Speciation trail: detail from NESCent poster charting 74 million years of the evolution and geographic spread of hoofed animals.

 

Speciation trail: detail from NESCent poster charting 74 million years of the evolution and geographic spread of hoofed animals. (View a larger image) David M. Kidd and Samantha A. Price, NESCent

 

A hundred and fifty years after Charles Darwin assembled a mountain of disparate data into one grand synthesis, and fifty years after scientists began cranking out the gene-by-gene description of every life form they could get their hands on, you'd think it would be about time for a little more synthesis.

In a row of small offices that could pass for an insurance agency, Duke biology professor Kathleen Smith heads an experimental program aimed at jump-starting just that. "There's value in a half- a-century's data," she says with just a hint of understatement. But how do you begin to mine it?

The National Evolutionary Synthesis Center, or NESCent, has support from the National Science Foundation (NSF) and is housed in the Erwin Square Mill, a converted tobacco warehouse that Duke rents, between Central and East campuses.

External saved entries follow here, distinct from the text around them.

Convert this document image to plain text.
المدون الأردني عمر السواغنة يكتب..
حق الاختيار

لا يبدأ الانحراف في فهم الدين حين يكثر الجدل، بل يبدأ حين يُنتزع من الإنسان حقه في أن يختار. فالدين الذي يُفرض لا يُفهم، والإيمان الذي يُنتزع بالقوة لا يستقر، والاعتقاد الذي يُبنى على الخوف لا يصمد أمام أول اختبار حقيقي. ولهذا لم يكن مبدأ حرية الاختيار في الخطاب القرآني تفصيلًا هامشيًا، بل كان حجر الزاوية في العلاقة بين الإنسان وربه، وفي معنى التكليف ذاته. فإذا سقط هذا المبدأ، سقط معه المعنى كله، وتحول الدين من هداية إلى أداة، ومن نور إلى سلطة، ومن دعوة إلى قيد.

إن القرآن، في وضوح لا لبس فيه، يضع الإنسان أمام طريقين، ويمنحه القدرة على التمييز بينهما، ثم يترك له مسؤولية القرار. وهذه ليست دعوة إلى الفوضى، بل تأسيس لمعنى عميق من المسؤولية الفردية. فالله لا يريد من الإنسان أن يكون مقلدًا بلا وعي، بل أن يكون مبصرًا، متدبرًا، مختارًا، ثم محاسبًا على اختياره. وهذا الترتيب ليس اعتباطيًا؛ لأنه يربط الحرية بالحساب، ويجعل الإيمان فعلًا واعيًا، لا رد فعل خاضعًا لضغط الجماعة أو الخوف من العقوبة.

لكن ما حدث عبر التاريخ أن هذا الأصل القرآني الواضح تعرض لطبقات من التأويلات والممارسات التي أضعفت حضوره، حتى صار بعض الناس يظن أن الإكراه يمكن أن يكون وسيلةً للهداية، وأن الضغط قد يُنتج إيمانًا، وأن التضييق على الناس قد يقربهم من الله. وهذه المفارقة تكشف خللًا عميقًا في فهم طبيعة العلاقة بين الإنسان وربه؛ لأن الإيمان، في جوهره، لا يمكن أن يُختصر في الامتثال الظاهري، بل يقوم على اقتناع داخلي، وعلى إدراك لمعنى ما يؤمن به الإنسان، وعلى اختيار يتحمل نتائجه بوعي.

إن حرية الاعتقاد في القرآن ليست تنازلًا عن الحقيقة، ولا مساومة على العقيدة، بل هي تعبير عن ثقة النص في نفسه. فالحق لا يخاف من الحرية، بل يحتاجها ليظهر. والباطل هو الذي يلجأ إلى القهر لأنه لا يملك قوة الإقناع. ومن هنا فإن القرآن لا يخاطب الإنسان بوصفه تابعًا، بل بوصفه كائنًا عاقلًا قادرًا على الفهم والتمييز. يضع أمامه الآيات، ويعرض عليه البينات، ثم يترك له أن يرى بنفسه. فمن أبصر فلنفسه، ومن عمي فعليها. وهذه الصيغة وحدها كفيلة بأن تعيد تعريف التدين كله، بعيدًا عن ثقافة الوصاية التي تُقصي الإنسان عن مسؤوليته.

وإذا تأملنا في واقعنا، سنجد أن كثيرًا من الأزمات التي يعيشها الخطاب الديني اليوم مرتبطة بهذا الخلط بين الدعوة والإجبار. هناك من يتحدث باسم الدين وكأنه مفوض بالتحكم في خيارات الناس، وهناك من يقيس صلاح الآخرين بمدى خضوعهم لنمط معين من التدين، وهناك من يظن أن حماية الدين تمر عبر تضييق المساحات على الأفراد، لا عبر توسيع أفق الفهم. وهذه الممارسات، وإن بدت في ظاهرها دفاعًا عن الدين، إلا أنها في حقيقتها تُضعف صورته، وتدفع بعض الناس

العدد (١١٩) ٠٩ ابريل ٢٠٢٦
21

Although many of the NESCent scientists have experience catching dangerous things in swamps and doing mind-numbing tasks to satisfy the needs of laboratory machines, here they sit in front of computers and stand, feet dry, in front of white boards.

They're creating mash-ups of related data from different disciplines of science and different orders of life, trying to get their heads around the patterns that might reveal some larger truths.

NESCent postdoctoral fellows Samantha Price and David Kidd, for example, combined several sets of data on the evolution and geographic spread of hoofed animals. The result is a detailed yet accessible poster depicting the 74 million-year-old history of the entire artiodactyl family imposed on a series of maps that shows, with new clarity, when and where camels, cows, and antelopes went their separate ways.

"Visualization is so important for synthesis," says Price, who recently moved from Durham to the University of California at Davis. "When you've got a huge set of synthetic data, you can't really understand it without visualization."

The four-year-old NESCent, which is applying for a second round of NSF funding, is developing new visualization tools. It also hosts working groups of scientists from diverse fields around the country who are eager to start putting the pieces together around some common questions.

"At this point, we're not talking about the grand synthesis yet," says Smith, who shares leadership of NESCent with colleagues at the University of North Carolina at Chapel Hill and North Carolina State University. "But we do have the potential for really understanding phylogeny," the family tree of evolutionary history.

"We're living in an era when we have so much information that we have to go back to a synthetic mode of thinking again because we're starting to lose the forest for the trees," says Greg Wray Ph.D. '87, a professor of biology at Duke who sits on NESCent's advisory board. "There are now so many trees that we can't actually see how the pieces fit together anymore."